Another topic computers are bad in, is to determine context. In essence, each piece of new data necessitates an entire recalculation of the circumstances. IBM’s Watson has the capability to understand natural language, but we can all safely say that this technology still has some ways to go. Just ask Google Translate to translate an entire phrase. In the world of Natural Language Processing (NLP), there are three areas that play a role, and the idea of “context” is situated with the two latter. These are evidently also the most difficult for the computer to analyze:

  • Syntax: What part of given text is grammatically true?
  • Semantics: What is the meaning of given text?
  • Pragmatics: What is the purpose of the text?

These types of systems needs a lot of info to determine any sort of proper context. Although Douglas Hofstadter didn’t accurately predict the loss of humans in chess in his book “Gödel, Escher, Bach: An Eternal Golden Braid”, he did indicate that this human cognition is a hard skill to master for IT systems.

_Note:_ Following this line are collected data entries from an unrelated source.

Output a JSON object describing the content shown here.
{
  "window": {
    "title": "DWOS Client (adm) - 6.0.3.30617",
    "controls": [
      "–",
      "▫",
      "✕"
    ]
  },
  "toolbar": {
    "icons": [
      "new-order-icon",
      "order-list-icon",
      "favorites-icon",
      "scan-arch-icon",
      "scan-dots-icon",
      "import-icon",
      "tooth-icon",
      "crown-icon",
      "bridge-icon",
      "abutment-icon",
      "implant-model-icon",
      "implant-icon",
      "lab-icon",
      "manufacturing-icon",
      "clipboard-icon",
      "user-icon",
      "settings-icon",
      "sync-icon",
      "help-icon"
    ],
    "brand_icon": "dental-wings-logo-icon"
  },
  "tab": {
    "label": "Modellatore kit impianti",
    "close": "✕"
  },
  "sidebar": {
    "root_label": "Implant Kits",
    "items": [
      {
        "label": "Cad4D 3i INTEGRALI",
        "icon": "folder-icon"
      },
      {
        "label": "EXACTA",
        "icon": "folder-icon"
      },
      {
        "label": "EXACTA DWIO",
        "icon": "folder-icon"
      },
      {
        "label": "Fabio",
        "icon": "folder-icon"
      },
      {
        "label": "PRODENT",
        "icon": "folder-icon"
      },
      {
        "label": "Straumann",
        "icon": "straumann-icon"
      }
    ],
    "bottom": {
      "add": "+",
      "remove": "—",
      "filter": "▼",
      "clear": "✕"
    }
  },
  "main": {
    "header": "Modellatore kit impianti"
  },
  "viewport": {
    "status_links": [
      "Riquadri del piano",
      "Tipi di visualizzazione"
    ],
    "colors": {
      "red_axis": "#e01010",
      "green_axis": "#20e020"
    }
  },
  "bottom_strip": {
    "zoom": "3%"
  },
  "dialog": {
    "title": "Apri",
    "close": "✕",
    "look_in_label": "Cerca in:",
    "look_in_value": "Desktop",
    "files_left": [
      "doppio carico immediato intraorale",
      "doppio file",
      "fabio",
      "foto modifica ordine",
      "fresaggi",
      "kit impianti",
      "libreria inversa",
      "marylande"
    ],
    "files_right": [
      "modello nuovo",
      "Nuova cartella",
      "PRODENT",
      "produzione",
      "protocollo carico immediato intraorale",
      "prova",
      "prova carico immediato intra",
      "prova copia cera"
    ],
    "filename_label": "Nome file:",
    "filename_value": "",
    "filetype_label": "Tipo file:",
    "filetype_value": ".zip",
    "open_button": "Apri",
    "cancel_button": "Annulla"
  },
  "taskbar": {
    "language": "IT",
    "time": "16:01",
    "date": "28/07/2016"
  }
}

When it comes to improving on the design of Deep Blue, the book states that after the second round of games, where it beat the world champion, the opportunity cost to improve the chess computer was just too high. It had served its purpose as a Marketing stunt by IBM, and was decommissioned almost immediately after. Even with later chess engines, putting a focus on optimization for too long, causes stagnation (as is the case with for example business processes or value chains). At some point, you need to build a new vision from the ground up to get better results. Also, demand can only be stimulated by product diversification for a limited time. A realization that Max Levchin (former CIO of PayPal) made about Silicon Valley and tech startups as well (as indicated in the book).

The book advocates one idea for the future though. As Garry Kasparov talks about his experiences with chess games where man+machine is the theme, it is clear that man+machine still beats chess engines without human collaboration. Drawing this parallel to other fields, it is also clear for me that we are moving to a world where AI assisted work is going to be prevalent. And it will enable us to augment our productivity as a society.